The internet has tremendous potential as a public health tool; therefore, further investigation of its reach and potential is warranted. This is particularly true in light of the recent increases in obesity prevalence (18) and the previously cited predictable pattern of weight recidivism after weight loss (2, 3). The successful long-term treatment of obesity requires a feasible and acceptable method of delivery. Therefore, the purpose of this study was to test a novel approach to sustaining long-term contact with individuals after participation in a structured behavioral weight loss program. We hypothesized that individuals randomized to an internet condition would maintain more weight loss than individuals in a comparable, in-person condition.

Top

Research Methods and Procedures

Subjects

Two hundred fifty-five (209 women and 46 men) overweight and obese adults were recruited through newspaper advertisements placed in 10 different locations throughout the state. To assess the computer capability of prospective participants, a study web page was developed to facilitate the collection of information regarding subjects' available computer hardware and Internet access. Subjects were required to submit this information to the web site before participating in the study orientation meeting. Interested participants were further screened for eligibility through telephone interviews. Eligibility criteria included age over 18, BMI greater than or equal to25 kg/m2, and a computer with at least 32 MB of RAM, a sound card, a CD-ROM drive, 200 MHz, and 22 kps actual connection speed.

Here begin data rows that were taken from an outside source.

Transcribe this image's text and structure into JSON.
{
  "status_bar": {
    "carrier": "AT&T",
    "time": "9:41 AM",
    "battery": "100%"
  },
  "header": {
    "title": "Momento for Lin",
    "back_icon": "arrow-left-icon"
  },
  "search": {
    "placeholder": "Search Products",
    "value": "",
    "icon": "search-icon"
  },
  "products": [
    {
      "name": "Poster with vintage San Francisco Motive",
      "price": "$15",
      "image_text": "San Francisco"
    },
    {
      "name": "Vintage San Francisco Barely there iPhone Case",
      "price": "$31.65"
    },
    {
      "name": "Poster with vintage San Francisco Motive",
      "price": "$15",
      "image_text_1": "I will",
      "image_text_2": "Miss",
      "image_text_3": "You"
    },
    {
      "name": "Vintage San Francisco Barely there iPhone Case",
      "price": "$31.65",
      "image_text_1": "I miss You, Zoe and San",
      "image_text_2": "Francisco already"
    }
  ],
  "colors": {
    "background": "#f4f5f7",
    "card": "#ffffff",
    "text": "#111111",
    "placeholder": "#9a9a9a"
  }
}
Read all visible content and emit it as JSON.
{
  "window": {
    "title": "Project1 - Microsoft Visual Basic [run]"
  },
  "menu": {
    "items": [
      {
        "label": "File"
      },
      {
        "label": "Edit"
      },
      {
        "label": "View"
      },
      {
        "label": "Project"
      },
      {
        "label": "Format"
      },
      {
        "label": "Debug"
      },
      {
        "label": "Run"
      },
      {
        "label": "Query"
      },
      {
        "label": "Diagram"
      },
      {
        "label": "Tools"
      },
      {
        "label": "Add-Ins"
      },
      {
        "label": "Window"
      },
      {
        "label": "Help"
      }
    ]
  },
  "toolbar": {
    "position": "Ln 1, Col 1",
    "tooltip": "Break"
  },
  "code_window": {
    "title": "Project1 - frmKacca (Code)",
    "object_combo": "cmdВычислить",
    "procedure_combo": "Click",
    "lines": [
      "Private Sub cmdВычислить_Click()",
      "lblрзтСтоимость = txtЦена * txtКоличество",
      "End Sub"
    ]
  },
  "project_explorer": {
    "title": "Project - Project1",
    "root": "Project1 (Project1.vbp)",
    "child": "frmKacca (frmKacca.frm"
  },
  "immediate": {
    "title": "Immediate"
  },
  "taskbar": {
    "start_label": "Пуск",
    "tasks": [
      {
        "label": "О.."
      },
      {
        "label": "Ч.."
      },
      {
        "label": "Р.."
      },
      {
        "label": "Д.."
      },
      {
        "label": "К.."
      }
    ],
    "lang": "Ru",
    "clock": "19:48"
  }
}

Subjects were ineligible if they had a history of major medical or psychiatric problems, planned a pregnancy within the next 18 months, or were unable to participate in an exercise program. All participants agreed not to participate in other weight loss treatment programs for 18 months (Figure 1).


Design

Interested individuals were asked to attend an orientation session where the study was described in more detail. Because recruitment was conducted statewide, orientation sessions were held over interactive television (ITV).1 After attending an orientation session and signing informed consent, all subjects participated in an identical 6-month behavioral weight control intervention conducted over ITV. Only those completing the 6-month weight loss intervention were randomized to a maintenance condition. Subjects in each of the 10 ITV sites were randomly assigned to one of three weight maintenance conditions: 1) internet support (IS; n = 77); 2) frequent in-person support (F-IPS; n = 77); or 3) minimal in-person support (M-IPS; n = 78). All subjects were seen for assessment measures at baseline and at 6, 12, and 18 months. This study was conducted from August 2000 to November 2002 and was approved by the Committee on Human Research at the University of Vermont.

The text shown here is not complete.